Earnings reports from U.S. banks are set to begin, covering the period from April through June, marking the first full quarter of operations following the collapse of Silicon Valley Bank (SVB) in mid-March. Prior to the failure of SVB, which was a top 20 bank at the time, concerns were raised about the potential for a credit crunch that could exacerbate the tightening financial conditions resulting from more than a year of Federal Reserve interest rate increases. However, the economy has not yet experienced a recession.

SVB

Overall Credit Trends:

Annual growth in credit provided by U.S. banks has contracted to decade lows and is expected to turn negative soon. The Federal Reserve categorizes overall credit into two main buckets: securities and loans. Securities, including bonds and other assets held on banks’ balance sheets, have declined by over 10% year-over-year, the fastest rate on record. This decline is largely due to the impact of the Fed’s rate hikes, which led to falling bond prices. Loans, which represent 70% of all bank credit, have shown more stability but are also displaying signs of weakness. While growth rates are close to historical averages, they have been declining across all loan categories.

Loan Types:

The Federal Reserve classifies loans into four categories: Commercial & Industrial (C&I), real estate, consumer, and all other. C&I loans experienced only a 3.4% increase near the end of June, down from double-digit growth earlier in the year and the lowest level in a year.

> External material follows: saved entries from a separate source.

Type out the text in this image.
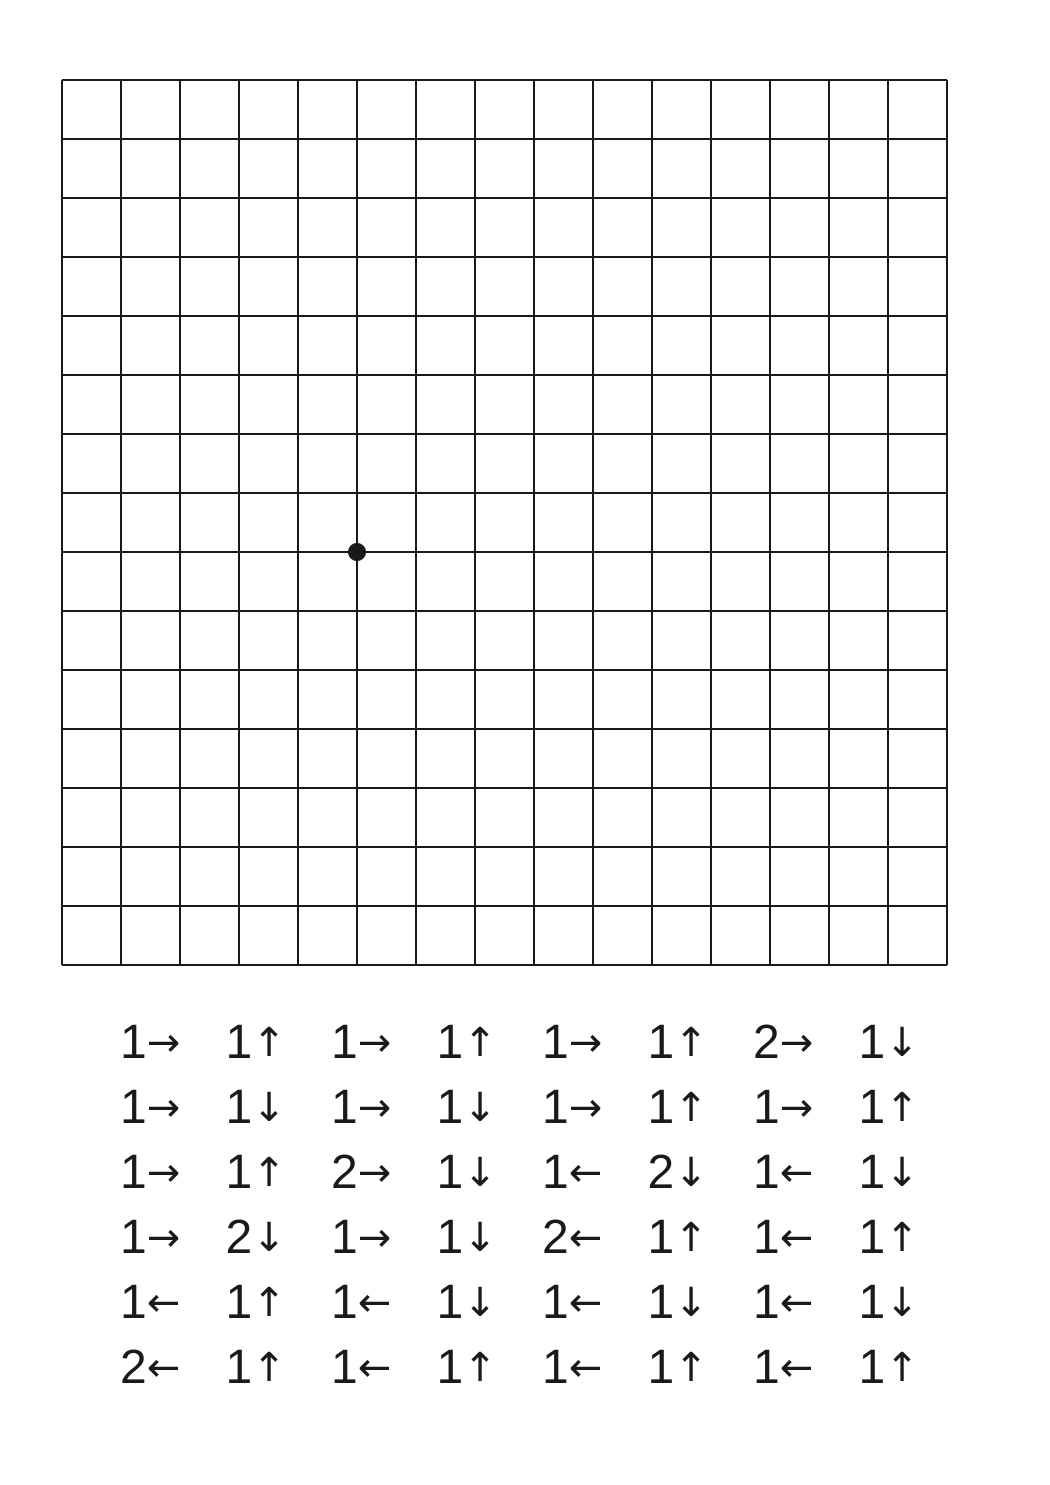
1→ 1↑ 1→ 1↑ 1→ 1↑ 2→ 1↓
1→ 1↓ 1→ 1↓ 1→ 1↑ 1→ 1↑
1→ 1↑ 2→ 1↓ 1← 2↓ 1← 1↓
1→ 2↓ 1→ 1↓ 2← 1↑ 1← 1↑
1← 1↑ 1← 1↓ 1← 1↓ 1← 1↓
2← 1↑ 1← 1↑ 1← 1↑ 1← 1↑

On the other hand, consumer borrowing has cooled at a slower pace after peaking in June 2022 and has remained around pre-pandemic levels for the past couple of months. Real estate loans have seen the most sustained growth, benefiting from the housing boom during the pandemic. This category continues to grow at the fastest rate, with an annual increase of 8%.

Consumer Credit:

Within the consumer credit category, the Federal Reserve further divides it into credit cards, auto loans, and all other consumer loans. Bank credit card lending, reaching nearly $1 trillion, is the largest segment. Although its growth rate peaked in October 2022 after two years of strong increases, it has moderated since then. The main drag on consumer lending comes from auto loans, which experienced a negative growth rate of 1% as of the end of June. This is the lowest rate since the Fed started separately tracking auto loans in 2015. Simultaneously, used car prices have plummeted at the fastest pace since the pandemic, with a decline of 4.2% annually, while the cost of new cars has remained stagnant.

Real Estate:

The real estate loan market consists of residential real estate and commercial real estate (CRE). Investors will closely examine U.S. banks’ exposures to CRE as earnings reports roll out. Both residential and commercial real estate loans continue to rise year over year but at a much slower pace. Remote work arrangements for many office workers have reduced demand for office real estate, while residential housing demand has weakened due to high mortgage rates resulting from the Fed’s rate hikes.

Deposits:

During the earnings season, significant attention will be given to bank executives’ comments regarding deposits. The collapse of SVB and two other large U.S. lenders led to a rapid withdrawal of deposits, particularly from small banks, in March. Deposit levels for large banks have been declining for over a year, with the annual growth rate turning negative in October and reaching a steep drop of 6% in April, the sharpest decline ever. Although the declines are stabilizing, there are no signs of a full recovery.

Anticipating Loan Losses:

Banks are preparing for an increase in loan defaults, as loan loss reserves have risen by over $25 billion since June of the previous year. With higher interest rates driving up borrowing costs, banks are bracing for more delinquencies. Overall loan loss allowances are at their highest level in about 12 years, excluding the pandemic period.

In the coming days, as U.S. banks report their second-quarter results, more insights will emerge, providing a clearer understanding of the evolving state of bank credit.